Jumat, 16 September 2011

celah di sudut ukhuwah

Buliran air mata kembali menghiasi wajah sayuku, entah berapa kali hari ini aku menangis, aku terlalu kasihan pada diriku. Bahkan untuk menghulurkan senyum simpulpun aku tak sanggup. Aku tersadar dari tidurku penuh dengan linangan air mata. Sayup ku dengar teman-teman wisma membaca al-ma’tsurat, tapi tak sedikitpun mampu masuk relung hatiku. Bahkan bertambah isak tangisku. Entah betapa banyak luka yang kudapat saat ku tapaki jalan ini. Benar-benar aku merasa sendiri. Sering ku teringat saat-saat dimana hari-hariku dipenuhi senyuman, kehadiranku sungguh menjadi berarti saatku bersama sahabat-sahabatku. Zaza, Sonia, ina, xxxx, ruhaa, betapa aku merindukan mereka. Ketulusan persahabatan yang dihulurkan tak pernah menagih balasan kasih sayang yang sama. Tiap kali pertemuan begitu dirindukan bahkan masih disambung sms-sms nasehat yang lembut sehingga membuatku merasakan kelembutannya.
            Sekarang aku tak tahu kabar mereka kecuali xxxx karena kami masih satu kampus. Beberapa sms kadang kukirim untuk mereka tapi entah kenapa kadang bahkan sering tak berbalas, apakah duniaku kni berbeda dengan dunia mereka. Sempat sesekali mereka mengirimkan nasehat dan menanyakan kabarku, tapi aku tak sempat membalas sms mereka. Mungkin waktu itu mereka membutuhkan teman bercerita tapi tak ada. dan aku pun dengan teganya tak memberikan kesempatan pada mereka. Kini hanya sahabat kecilku yang masih bisa aku hubungi, sayang ia seorang ikhwan sehingga banyak batasan yang harus aku jaga. Kini benar-banar aku merasa sendirian, tak satu orangpun yang benar-benar bisa untuk tempatku berbagi, sesekali aku coba ceritakan pada teman-teman di semarang tapi tak ada respon yang kudapat bahkan kadang ada yang reaktif menganggapnya sebagi keluhanku terhadap sesuatu hal yang justru membuatku semakin terbebani dan terlukai. Huluran kasih sayang yang murni saya rasa tidak ada, semua punya motif. Tak ada keterjalinan hati disana, hanya ada tuntutan atas sebuah keteraturan. Jika mau tinggal silahkan siapkan keluasan hati untuk terlukai.

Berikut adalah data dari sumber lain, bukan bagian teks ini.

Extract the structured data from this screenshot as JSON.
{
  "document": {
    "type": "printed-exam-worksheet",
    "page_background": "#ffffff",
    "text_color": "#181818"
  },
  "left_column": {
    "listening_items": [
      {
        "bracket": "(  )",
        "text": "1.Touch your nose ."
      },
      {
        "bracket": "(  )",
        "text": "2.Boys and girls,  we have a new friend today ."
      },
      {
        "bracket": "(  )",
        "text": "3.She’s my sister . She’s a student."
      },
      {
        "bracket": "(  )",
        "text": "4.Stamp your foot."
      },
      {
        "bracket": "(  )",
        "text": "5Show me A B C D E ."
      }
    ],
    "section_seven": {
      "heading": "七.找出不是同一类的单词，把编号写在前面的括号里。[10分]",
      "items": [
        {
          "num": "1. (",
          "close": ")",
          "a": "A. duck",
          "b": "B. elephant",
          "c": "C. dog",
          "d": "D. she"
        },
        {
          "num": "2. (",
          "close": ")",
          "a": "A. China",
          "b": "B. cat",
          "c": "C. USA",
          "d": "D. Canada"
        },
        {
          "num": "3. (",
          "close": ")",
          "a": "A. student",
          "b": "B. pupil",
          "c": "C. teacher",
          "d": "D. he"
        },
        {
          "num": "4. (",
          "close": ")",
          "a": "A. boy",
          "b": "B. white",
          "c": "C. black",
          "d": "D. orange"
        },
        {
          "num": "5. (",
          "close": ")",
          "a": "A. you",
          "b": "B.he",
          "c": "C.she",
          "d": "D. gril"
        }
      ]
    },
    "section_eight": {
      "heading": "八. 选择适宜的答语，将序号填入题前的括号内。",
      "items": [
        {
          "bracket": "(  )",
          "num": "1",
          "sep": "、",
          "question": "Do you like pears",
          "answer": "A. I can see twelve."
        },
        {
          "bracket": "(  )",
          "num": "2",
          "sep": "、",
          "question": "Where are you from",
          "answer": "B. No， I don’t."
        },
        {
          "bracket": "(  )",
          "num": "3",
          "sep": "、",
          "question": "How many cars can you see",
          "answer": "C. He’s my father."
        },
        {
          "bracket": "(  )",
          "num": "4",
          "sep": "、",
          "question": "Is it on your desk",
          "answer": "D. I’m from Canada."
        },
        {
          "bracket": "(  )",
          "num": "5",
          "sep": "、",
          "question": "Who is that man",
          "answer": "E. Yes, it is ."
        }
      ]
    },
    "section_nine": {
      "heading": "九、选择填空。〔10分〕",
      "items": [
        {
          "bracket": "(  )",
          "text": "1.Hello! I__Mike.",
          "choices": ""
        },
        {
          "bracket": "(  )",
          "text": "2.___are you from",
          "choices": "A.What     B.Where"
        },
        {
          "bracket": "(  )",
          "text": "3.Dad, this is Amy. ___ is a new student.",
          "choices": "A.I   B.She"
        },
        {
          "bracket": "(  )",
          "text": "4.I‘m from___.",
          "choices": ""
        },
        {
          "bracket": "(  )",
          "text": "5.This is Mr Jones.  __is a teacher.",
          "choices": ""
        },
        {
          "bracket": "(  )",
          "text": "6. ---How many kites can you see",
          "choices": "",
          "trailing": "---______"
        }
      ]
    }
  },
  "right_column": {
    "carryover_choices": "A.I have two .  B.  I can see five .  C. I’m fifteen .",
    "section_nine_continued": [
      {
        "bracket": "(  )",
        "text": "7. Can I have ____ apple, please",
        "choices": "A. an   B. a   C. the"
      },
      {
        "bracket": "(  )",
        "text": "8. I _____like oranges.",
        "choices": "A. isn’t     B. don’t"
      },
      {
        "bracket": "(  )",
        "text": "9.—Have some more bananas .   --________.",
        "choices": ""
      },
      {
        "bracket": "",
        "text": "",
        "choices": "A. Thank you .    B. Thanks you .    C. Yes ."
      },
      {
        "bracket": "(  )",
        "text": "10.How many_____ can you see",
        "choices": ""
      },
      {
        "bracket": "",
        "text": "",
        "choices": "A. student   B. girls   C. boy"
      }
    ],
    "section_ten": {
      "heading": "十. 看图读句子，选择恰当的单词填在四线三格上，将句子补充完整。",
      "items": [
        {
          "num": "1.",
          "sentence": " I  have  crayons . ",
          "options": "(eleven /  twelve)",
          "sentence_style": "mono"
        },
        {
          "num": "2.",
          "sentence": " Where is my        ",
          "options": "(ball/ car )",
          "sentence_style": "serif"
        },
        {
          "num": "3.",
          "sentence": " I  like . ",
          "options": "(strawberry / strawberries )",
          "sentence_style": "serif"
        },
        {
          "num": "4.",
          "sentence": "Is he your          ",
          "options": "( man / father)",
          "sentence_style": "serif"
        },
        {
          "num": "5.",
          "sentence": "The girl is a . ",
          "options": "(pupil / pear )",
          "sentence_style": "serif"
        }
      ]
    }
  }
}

            Awalnya aku kira ia benar-benar sayang padaku, ia menunjukkan kemarahannya saat menurutnya aku salah karena aku kadang masih sering minta pendapat sahabat kecilku yang memang lebih aku percayai. Aku menyesal dan berusaha untuk mengalihkannya pada teman-teman akhwat disini tapi hanya emosi, benci dan keegoisan yang aku rasakan. Dan membuatku tak lagi selembut yang dulu, kata-kata yang kudengar selalu menghujam hati bahkan menyayat hati yang mendengarnya, sehinga kuputuskan untuk lebih banyak terdiam. Karena tanpa kusadari aku pun kini seperti itu, tak ada lagi kepekaan dan perhatian untuk mereka,semua focus pada diri masing-masing begitu pula aku. Mungkin hingga kutemukan seorang yang berhati lembut yang siap mengajariku sebuah kata indah bernama persahabatan.
            Aku ingin menyambut kawan-kawanku sekarang dengan senyumku yang dulu, yang benar-benar setulus kasih. Tapi kini bahkan senyum itu untuk diriku saja tidak ada apalagi untuk yang lain. Terkadang aku bisa melupakan semua kelukaan itu dan mencoba tersenyum. Tapi senyumnya pun hampa seperti isi hatiku sehingga tak mampu menyentuh hati siapapun.
            Ku mohon kembalikan senyuman lembut itu, sederhana tapi penuh arti, yang tak membuat orang berprasangka, karena aku capek dengan semua prasangka itu. Aku hanya manusia biasa, yang ingin bangkit kembali yang mencari rona semangat untuk mempercayai jalan ini, tapi ternyata ujian treberatnya adalah kalian saudariku, yang kuharapkan sebagai penyokongku, justru yang membuatku malas untuk meneruskan jalan ini kedepan.